Am. J. Respir. Crit. Care Med., Vol 153, No. 1, 01 1996, 102-109.
Pretreatment with allergen prevents immediate hypersensitivity and airway hyperresponsiveness
A Oshiba, E Hamelmann, KL Bradley, JE Loader, H Renz, GL Larsen and EW Gelfand
Department of Pediatrics, National Jewish Center for Immunology and Respiratory Medicine, Denver, Colorado 80206, USA.

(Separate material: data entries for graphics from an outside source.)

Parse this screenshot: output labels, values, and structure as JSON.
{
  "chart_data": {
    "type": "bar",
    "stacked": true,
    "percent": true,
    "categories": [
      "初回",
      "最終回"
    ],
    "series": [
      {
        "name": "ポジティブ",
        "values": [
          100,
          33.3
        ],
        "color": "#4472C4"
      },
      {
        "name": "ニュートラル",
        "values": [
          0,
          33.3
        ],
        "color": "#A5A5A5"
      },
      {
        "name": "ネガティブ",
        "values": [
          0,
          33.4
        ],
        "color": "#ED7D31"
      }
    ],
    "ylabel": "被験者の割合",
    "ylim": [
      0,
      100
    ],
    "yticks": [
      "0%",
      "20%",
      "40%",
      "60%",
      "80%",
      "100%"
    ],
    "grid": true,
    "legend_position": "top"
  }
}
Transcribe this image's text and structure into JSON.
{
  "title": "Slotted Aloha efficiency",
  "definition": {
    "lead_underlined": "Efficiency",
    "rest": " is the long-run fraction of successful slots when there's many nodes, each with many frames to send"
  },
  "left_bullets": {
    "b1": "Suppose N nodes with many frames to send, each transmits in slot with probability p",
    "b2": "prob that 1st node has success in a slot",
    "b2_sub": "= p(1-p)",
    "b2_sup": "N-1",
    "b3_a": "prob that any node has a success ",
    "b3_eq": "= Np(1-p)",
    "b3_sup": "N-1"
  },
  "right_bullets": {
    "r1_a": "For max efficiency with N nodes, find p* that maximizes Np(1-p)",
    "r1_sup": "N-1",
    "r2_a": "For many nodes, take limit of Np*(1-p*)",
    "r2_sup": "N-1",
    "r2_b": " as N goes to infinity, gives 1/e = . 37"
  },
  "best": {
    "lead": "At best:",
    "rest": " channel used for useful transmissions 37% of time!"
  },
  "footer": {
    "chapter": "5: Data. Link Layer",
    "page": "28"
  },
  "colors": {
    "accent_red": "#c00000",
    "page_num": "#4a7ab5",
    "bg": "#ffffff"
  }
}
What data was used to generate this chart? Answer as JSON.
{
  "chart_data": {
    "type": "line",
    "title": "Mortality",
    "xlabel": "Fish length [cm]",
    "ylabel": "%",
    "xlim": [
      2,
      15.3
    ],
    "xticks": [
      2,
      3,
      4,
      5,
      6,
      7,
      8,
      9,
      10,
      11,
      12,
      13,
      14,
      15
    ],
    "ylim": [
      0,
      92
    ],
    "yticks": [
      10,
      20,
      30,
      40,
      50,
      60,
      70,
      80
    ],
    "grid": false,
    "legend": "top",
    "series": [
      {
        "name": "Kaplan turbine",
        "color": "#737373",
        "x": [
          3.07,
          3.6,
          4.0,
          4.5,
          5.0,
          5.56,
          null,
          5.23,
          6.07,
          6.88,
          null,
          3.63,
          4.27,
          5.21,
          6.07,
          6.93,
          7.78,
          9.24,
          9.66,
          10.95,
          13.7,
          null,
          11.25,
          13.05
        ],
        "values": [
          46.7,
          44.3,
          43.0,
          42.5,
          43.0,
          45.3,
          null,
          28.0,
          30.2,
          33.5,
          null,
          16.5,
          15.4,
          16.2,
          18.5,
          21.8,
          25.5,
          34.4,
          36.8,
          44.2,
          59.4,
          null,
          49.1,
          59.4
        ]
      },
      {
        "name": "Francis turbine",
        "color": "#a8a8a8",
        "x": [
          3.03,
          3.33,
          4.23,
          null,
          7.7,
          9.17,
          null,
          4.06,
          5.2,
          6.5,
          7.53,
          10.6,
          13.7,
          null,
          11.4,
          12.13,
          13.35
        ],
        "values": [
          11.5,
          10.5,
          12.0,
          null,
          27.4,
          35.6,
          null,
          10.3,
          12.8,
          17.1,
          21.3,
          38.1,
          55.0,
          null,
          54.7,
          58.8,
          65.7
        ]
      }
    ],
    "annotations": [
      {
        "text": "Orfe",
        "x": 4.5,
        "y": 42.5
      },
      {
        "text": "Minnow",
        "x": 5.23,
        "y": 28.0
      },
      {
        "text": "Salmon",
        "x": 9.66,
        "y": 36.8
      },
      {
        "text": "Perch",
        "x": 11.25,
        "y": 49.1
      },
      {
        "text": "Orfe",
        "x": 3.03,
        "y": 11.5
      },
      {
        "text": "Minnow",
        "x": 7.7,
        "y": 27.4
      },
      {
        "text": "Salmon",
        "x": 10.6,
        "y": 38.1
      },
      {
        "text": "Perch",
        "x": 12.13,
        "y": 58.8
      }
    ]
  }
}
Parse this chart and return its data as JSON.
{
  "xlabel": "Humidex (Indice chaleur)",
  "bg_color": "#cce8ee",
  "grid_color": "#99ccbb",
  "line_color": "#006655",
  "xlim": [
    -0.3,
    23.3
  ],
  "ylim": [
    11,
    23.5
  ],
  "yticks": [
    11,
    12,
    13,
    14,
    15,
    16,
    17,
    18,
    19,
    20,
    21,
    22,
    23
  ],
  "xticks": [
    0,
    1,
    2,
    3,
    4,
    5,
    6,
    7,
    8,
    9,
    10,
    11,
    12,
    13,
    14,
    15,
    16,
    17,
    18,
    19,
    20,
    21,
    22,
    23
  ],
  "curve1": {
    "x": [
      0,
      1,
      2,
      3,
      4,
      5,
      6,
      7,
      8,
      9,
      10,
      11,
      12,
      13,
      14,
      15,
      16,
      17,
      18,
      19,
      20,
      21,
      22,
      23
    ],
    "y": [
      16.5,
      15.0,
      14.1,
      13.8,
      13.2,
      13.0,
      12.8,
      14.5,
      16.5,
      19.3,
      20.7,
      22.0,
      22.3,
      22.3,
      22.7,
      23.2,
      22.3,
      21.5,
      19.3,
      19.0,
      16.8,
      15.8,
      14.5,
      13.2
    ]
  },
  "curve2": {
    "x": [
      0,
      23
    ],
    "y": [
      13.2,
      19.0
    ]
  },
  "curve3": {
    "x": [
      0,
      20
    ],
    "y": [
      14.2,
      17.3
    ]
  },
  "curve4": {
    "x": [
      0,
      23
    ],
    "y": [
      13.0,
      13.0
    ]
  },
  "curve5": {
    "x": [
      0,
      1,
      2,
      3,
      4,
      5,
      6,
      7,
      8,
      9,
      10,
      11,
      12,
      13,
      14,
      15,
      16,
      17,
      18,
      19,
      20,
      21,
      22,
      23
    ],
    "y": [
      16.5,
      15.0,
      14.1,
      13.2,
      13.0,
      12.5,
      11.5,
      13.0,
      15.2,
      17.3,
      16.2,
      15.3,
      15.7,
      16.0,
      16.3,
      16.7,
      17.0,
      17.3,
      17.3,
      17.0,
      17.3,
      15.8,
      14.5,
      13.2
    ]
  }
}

The ability of subcutaneous pretreatment with an immunogenic peptide
derived from Fel d I, the major cat protein, to suppress the development of
allergic responses was examined in a mouse model of antigen-induced
sensitization. BALB/c mice exposed to aerosolized Fel d I chain 1 peptide
developed antigen-specific IgE responses, immediate cutaneous reactivity to
the peptide, and increased airway responsiveness (AR). Both subcutaneous
and intraperitoneal administration of the peptide prior to sensitization
caused a 50% reduction in cutaneous reactivity which was associated with a
decrease in serum anti-Fel d I chain 1 IgE and IgG1 antibody responses and
an increase in specific IgG. Pretreatment with the peptide also suppressed
spleen and lymph node proliferative responses to the peptide. However, only
subcutaneous peptide injections could prevent the development of increased
AR. Transfer of spleen cells from subcutaneously peptide- treated mice to
sensitized recipients reduced serum antigen-specific IgE and IgG1 antibody
responses and skin test reactivity, and prevented alterations in AR. These
data suggest that IgE (and IgG1) responses and airway hyperresponsiveness
induced by allergen sensitization via the airways can be modulated by
subcutaneous administration of peptide. Further, the results define a model
for investigating the modulatory effects of subcutaneous administration of
immunogenic peptides or protein on an ongoing allergic response.